Although our main home continues for now to be Scotland, for
the past 9 and a half years we have maintained a house in Toledo, Ohio, as our
US base. In the meantime, our children
finished university in Cleveland and went on to other parts of the US, leaving
our old house as a kind of orphan.
About a year ago, however, we decided it was time to think
about getting rid of the Toledo house and moving our US base to Santa Cruz,
California. Since last April, we have made five trips to sort through
the possessions that we left behind when we moved to Scotland. We gave away at least half of our books and
all of our music CDs; we decommissioned 6 old computers and confidentially
shredded psychotherapy data sets; we persuaded our children to return to the
family home to sort through their boxes of old toys and school papers; and so on and so
on.
Two days ago, I arrived in Toledo from Scotland, with 13
hours of accumulated jet lag, having only two days before that flown back from
Singapore. There I joined Diane, who had
been here for a week doing final sorts and packing. We spent a very long day yesterday scouring
the house from top to bottom looking for things we’d missed (these were
numerous and sometimes surprising) and packing these up. We finished up about 9:30 pm.

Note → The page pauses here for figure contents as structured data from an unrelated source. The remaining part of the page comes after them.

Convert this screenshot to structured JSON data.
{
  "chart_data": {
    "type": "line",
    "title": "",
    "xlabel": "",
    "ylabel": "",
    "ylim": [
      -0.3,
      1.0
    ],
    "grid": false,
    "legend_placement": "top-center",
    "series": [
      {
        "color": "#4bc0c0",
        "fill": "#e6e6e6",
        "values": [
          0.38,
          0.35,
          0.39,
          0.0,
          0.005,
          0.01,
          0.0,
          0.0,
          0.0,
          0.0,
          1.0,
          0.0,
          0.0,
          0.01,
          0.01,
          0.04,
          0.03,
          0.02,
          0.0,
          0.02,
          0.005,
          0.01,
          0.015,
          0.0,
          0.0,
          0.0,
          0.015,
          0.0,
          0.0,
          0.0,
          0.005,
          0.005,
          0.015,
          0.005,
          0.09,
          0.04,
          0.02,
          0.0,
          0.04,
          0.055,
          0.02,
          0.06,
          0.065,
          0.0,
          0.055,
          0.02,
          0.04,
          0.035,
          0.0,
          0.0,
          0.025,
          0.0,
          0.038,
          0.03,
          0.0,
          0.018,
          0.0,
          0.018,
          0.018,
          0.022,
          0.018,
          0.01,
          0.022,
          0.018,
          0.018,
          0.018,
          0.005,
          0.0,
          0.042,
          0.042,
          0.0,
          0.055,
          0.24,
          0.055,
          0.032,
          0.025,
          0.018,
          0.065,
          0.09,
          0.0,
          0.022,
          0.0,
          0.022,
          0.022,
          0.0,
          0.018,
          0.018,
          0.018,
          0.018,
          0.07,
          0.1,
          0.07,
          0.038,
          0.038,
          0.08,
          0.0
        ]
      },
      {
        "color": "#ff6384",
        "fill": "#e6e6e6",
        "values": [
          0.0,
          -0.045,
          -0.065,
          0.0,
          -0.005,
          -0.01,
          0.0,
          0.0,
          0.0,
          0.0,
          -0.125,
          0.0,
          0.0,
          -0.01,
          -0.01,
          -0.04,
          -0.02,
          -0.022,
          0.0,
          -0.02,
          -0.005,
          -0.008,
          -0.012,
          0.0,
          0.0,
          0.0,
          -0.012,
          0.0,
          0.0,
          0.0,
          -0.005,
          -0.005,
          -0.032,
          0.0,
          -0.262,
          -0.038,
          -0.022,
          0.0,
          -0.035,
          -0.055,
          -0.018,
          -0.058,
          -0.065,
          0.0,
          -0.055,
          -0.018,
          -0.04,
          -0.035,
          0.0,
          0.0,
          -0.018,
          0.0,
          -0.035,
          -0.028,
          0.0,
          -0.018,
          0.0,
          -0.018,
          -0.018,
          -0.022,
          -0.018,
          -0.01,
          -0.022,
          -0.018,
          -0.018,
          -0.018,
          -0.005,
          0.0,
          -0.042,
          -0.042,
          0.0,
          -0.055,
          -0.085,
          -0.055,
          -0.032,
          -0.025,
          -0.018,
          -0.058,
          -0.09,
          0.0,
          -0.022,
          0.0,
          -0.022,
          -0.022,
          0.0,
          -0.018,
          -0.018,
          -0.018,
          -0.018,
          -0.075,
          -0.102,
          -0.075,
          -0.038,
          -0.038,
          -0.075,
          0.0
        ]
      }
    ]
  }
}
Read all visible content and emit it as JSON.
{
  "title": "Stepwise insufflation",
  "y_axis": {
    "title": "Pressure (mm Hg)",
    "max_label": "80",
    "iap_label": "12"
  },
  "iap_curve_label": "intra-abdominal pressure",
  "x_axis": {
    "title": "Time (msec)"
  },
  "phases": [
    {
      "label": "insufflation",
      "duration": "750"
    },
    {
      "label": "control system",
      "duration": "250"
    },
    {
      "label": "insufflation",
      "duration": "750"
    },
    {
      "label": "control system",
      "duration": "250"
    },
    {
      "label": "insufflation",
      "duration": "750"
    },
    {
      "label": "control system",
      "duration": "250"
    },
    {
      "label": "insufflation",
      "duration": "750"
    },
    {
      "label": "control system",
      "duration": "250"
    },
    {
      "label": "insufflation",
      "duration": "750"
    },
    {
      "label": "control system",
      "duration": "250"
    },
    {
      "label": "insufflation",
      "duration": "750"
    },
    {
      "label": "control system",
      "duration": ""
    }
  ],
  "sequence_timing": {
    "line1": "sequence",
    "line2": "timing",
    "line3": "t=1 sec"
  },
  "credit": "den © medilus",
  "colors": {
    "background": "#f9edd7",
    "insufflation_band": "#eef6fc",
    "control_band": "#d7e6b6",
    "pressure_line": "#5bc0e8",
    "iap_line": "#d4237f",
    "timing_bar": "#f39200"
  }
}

This morning, 12 hours later, Bill Frizzell and his bearded
crew showed up to take the 100+ boxes and load them onto their enormous moving
van, which he parked like a supertanker on our little street in suburban
Toledo. Bill, who is driving our stuff to California along with 4 other loads,
turns out to also be a former music minister and an occasional country singer,
full of stories and at least one very nice song, which he pointed me to:
https://www.youtube.com/watch?v=i4CiknL0Sjw . (Also, a song called "Shake
Your Head", which he said has been popular in Scotland, even Radio Clyde,
backed by his autistic nephew on drums and guitar.) He even stopped to help my
neighbor whose tire was almost flat.
From a European perspective, this might sound so
working-class middle America as to almost be cliche, except that it felt
wonderful. Somehow, I feel like our stuff, not particularly valuable but full
of memories precious to us, is in good hands.